I am looking for an iterative version of graph post-order traversal in java. I have written the code to do iterative DFS. How could I modify the code so that the following code can print out the path of iterative post-order DFS traversal? For example, the output of the following graph should be FCBEDA(G).

public void DFS(int sourceVertex) {
     Stack<Integer> stack = new Stack<>();
     stack.push(sourceVertex);
     while (!stack.isEmpty()) {
          int v = stack.pop();
          if (!marked[v]) {
               marked[v] = true;
               for (int w : v.adj) {
                    stack.push(w);
               }
          }
     }
}

josejuan :

Your graph is a directed graph, you cannot go from F to any other node then, DFS from F return only the F node.
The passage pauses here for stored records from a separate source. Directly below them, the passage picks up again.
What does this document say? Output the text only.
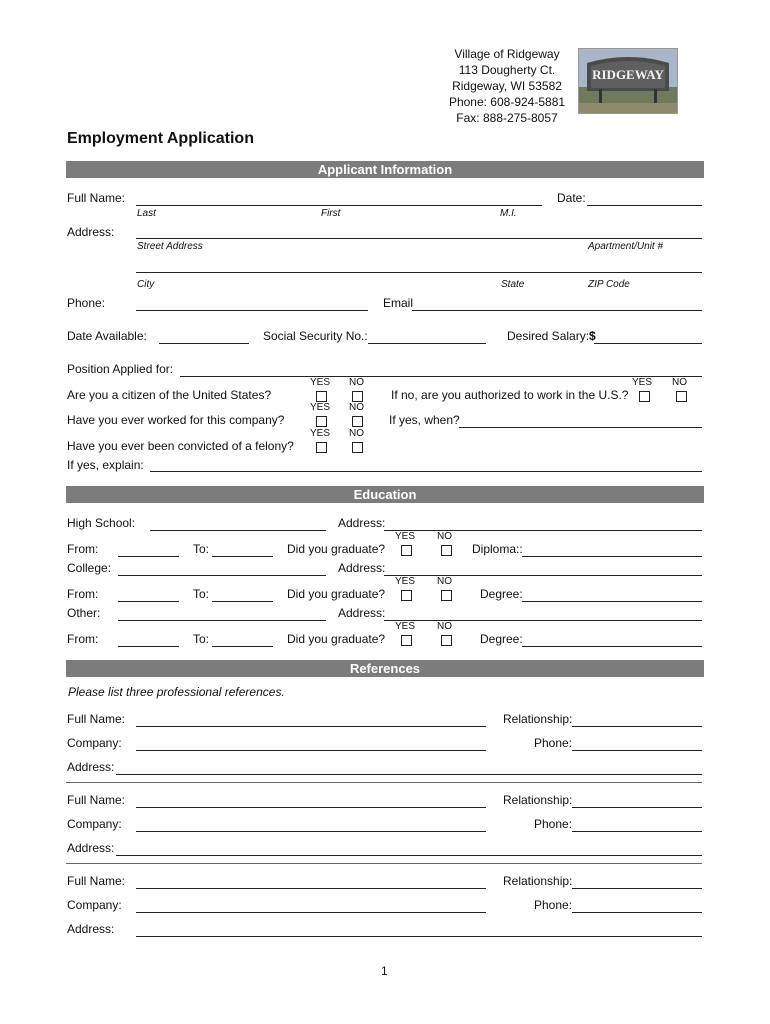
Village of Ridgeway
113 Dougherty Ct.
Ridgeway, WI 53582
Phone: 608-924-5881
Fax: 888-275-8057
RIDGEWAY
Employment Application
Applicant Information
Full Name:	Date:
Last	First	M.I.
Address:
Street Address	Apartment/Unit #
City	State	ZIP Code
Phone:	Email
Date Available:	Social Security No.:	Desired Salary:$
Position Applied for:
YES NO	YES NO
Are you a citizen of the United States?	If no, are you authorized to work in the U.S.?
YES NO
Have you ever worked for this company?	If yes, when?
YES NO
Have you ever been convicted of a felony?
If yes, explain:
Education
High School:	Address:
YES NO
From:	To:	Did you graduate?	Diploma::
College:	Address:
YES NO
From:	To:	Did you graduate?	Degree:
Other:	Address:
YES NO
From:	To:	Did you graduate?	Degree:
References
Please list three professional references.
Full Name:	Relationship:
Company:	Phone:
Address:
Full Name:	Relationship:
Company:	Phone:
Address:
Full Name:	Relationship:
Company:	Phone:
Address:
1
In general, the output is different when you use different starting node (and if the graph is directed or not).

Iterative DFS algorithm could be written as:

static List<Node> DFS(Node n) {

    Stack<Node> current = new Stack<>();
    Set<Node> visited = new HashSet<>(); // efficient lookup
    List<Node> result = new ArrayList<>(); // ordered

    current.push(n);

    while(!current.isEmpty()) {
        Node c = current.pop();
        if(!visited.contains(c)) {
            result.add(c);
            visited.add(c);
            // push in reversed order
            IntStream.range(0, c.getChildren().size())
                    .forEach(i -> current.push(c.getChildren().get(c.getChildren().size() - i - 1)));
        }
    }

    return result;
}

You could avoid the visited Set but use result to check if a node was visited take O(n) time when Set take O(1) (amortized).

A complete example:

public static void main(String[] args) {

    Node A = new Node("A");
    Node B = new Node("B");
    Node C = new Node("C");
    Node D = new Node("D");
    Node E = new Node("E");
    Node F = new Node("F");
    Node G = new Node("G");

    A.getChildren().addAll(asList(B, D));
    B.getChildren().addAll(asList(C));
    C.getChildren().addAll(asList(F));
    D.getChildren().addAll(asList(B, F, E));
    E.getChildren().addAll(asList(F));
    //F.getChildren().addAll(asList());
    G.getChildren().addAll(asList(F));

    testDFS(F);
    testDFS(G);
    testDFS(A);

}

static class Node {
    private final String label;
    private final List<Node> children;

    Node(String label) {
        this.label = label;
        this.children = new ArrayList<>();
    }

    public String getLabel() {
        return label;
    }

    public List<Node> getChildren() {
        return children;
    }

    @Override
    public int hashCode() {
        return getLabel().hashCode();
    }

    @Override
    public boolean equals(Object obj) {
        if (!(obj instanceof Node))
            return false;
        return getLabel().equals(((Node) obj).getLabel());
    }
}

With output:

From 'F': F
From 'G': G, F
From 'A': A, B, C, F, D, E

If you wish postorder (show first the last visited node) reverse the result list (or add to head, etc.).

To reverse the children order do not reverse before insert:

static List<Node> DFSreversedPostOrder(Node n) {

    Stack<Node> current = new Stack<>();
    Set<Node> visited = new HashSet<>(); // efficient lookup
    List<Node> result = new ArrayList<>(); // ordered

    current.push(n);

    while(!current.isEmpty()) {
        Node c = current.pop();
        if(!visited.contains(c)) {
            result.add(0, c);
            visited.add(c);
            c.getChildren().forEach(current::push);
        }
    }

    return result;
}

Now, you get CBFEDA:

From 'F': F
From 'G': F, G
From 'A': C, B, F, E, D, A

NOTE you example is wrong since after E node you must visit F not B.